Lebih lanjut, Savic mengungkapkan bahwa masa depan Indonesia dipengaruhi oleh kondisi umat Muslim di Indonesia. Pasalnya, 87 persen rakyat Indonesia adalah Muslim.
"Jika umat Muslimnya berpikir terbuka, toleran, moderat, progresif, cinta pengetahuan Indonesia akan maju. Tetapi jika umat muslimnya sempit, tertutup, ultra konservatif apalagi ekstrem kita sulit membayangkan Indoneia akan maju. Jadi Indonesia pada dasarnya sudah berada di track yang benar, tetapi sayangnya masih ada sebagian kecil orang yang punya ide-ide radikal, ekstrem," terangnya.

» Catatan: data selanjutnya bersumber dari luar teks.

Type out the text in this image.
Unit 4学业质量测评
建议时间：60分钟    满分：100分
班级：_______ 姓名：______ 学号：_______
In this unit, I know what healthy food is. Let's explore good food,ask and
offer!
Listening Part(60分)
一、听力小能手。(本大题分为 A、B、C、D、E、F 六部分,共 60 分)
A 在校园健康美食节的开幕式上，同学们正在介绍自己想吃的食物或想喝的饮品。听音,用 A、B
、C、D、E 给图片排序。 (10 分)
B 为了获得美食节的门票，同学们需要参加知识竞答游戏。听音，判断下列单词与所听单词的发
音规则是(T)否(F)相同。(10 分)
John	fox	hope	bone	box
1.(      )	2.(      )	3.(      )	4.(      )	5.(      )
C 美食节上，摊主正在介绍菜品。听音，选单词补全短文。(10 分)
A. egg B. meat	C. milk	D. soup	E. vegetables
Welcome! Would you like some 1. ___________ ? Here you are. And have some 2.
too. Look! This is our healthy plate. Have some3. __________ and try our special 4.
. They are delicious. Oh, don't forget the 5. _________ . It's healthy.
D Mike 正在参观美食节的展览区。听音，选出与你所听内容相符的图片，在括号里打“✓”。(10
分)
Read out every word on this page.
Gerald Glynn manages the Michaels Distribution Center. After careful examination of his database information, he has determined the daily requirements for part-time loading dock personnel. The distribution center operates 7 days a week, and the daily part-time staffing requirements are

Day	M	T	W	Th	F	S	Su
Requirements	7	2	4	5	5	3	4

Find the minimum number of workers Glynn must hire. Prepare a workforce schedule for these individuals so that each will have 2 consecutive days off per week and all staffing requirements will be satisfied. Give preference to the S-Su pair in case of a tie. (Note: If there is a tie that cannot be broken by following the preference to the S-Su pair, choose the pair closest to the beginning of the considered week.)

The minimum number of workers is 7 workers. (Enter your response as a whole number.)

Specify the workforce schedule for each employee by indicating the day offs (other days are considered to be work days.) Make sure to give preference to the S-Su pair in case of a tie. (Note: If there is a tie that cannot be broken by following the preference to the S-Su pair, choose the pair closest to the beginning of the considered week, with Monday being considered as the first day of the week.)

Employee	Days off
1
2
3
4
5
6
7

"Orang yang terpapar itu backgroundnya macam-macam, ada yang dari keluarga religius, ada yang dari keluarga sekuler. Artinya pada dasarnya, siapapun bisa terpapar kalau dia tidak punya pemahaman yang memadai di era internet, jadi kita punya sejumlah orang yang terpapar. Kita harus punya semacam anti virus hidup di dunia digital ini, kita harus punya pemahaman yang utuh untuk menjadi pelindung atau antivirus bagi kita. Sehingga ketika ada gagasan yang radikal, eksetrem yang bertentangan dengan gagasan keindonesiaan kita tidak mudah terpapar oleh hal tersebut," pungkasnya.
Sementara itu, Anggota Pokja Moderasi Beragama Kementerian Agama, Anis Masykur mengungkapkan tentang karakter moderat, yaitu karakter yang diajarkan oleh ulama yang dikemas dalam nomenklatur yang mudah dipahami.
"Intinya Moderasi beragama yang perlu kita pahami, kita harus memiliki perspektif moderat, maka sejak awal harus dipahami. Bahwasanya seluruh agama berpotensi mempengaruhi pemeluknya untuk tidak berperilaku moderat," ujarnya.
Ia menjelaskan bahwa moderasi beragama merupakan cara pandang, cara berpikir, dan cara bersikap yang tidak bertentangan dengan nilai kemanusiaan. "Moderasi beragama adalah cara beragama yang elegan, tidak ke kanan, tidak ke kiri," pungkasnya.